(Bloomberg) -- Australia’s unemployment rate is likely to fall to the “low fours” next year, sparking an eagerly-awaited increase in wages growth and creating conditions for interest-rate liftoff, said Sally Auld, chief investment officer at JBWere Ltd.

“To get a rate hike by the end of the year, you need all the numbers to print in the right zone both on wages and on core inflation. And that’s a possibility, absolutely,” Auld, who advises clients at National Australia Bank Ltd.’s private wealth arm, said in an interview. “I think it’ll be the fourth quarter of next year or first quarter 2023.”

That underlines the growing disconnect between investors and the Reserve Bank of Australia’s expectation that rates will remain at a record low 0.1% until 2024. Volatility is also surging in Aussie bond futures, emphasizing the extreme skepticism among traders that the RBA will hold for at least two more years.

 

 

While the RBA is upbeat about growth prospects for the A$2.1 trillion ($1.5 trillion) economy, Governor Philip Lowe remains decidedly dovish on the timeline for wages growth to build and inflation return to the bank’s target. 

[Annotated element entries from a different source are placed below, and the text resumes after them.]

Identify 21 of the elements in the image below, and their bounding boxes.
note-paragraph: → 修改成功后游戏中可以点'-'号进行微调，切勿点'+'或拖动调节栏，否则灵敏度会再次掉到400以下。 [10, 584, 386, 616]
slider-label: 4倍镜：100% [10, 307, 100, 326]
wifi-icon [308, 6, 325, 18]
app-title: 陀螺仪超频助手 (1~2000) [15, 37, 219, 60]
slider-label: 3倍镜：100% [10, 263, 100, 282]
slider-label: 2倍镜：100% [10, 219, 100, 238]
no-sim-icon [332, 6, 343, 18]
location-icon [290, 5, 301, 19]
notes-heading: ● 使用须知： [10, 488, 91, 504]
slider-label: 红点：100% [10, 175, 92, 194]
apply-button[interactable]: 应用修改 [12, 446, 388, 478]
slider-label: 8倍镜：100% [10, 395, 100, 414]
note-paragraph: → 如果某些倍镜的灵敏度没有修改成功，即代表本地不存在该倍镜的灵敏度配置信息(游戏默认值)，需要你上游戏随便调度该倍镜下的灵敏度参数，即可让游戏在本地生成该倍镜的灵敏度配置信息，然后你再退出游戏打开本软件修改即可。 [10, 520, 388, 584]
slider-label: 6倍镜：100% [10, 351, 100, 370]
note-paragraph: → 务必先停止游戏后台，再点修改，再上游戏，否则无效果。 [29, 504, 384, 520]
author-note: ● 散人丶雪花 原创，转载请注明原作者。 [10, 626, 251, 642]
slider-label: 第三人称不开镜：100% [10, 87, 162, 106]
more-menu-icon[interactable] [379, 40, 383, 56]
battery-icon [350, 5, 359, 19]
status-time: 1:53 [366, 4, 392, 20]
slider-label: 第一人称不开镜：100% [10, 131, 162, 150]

Markets are much more optimistic, fully pricing in an initial 15 basis-point hike in May that would take the cash rate to 0.25% and two quarter-point increases -- with the possibility of a third -- over the remainder of 2022.

Either case could be derailed by a renewed outbreak of the virus, particularly against the backdrop of the new omicron variant. Australia’s east coast has only just emerged from a protracted lockdown that drove the economy into its third-biggest contraction on record and sent unemployment to a six-month high of 5.2%. 

These uncertainties and subdued price pressures have prompted Lowe to repeatedly push back against aggressive market pricing, saying he would want to see actual inflation, not forecast, return “sustainably” to around the midpoint of the RBA’s 2-3% target band.

That suggests the governor is unlikely to move based on just one quarter of strong CPI data, Auld said, adding to the risk the RBA could be “almost a touch too late in terms of when the optimal time might be to start hiking rates.” 

As a result, the central bank could find itself forced to go hard and fast to cool an overheating economy. “The later you start the tightening cycle the more quickly you’ll probably have to move because you’re going to have to play some catch up, by definition,” Auld added.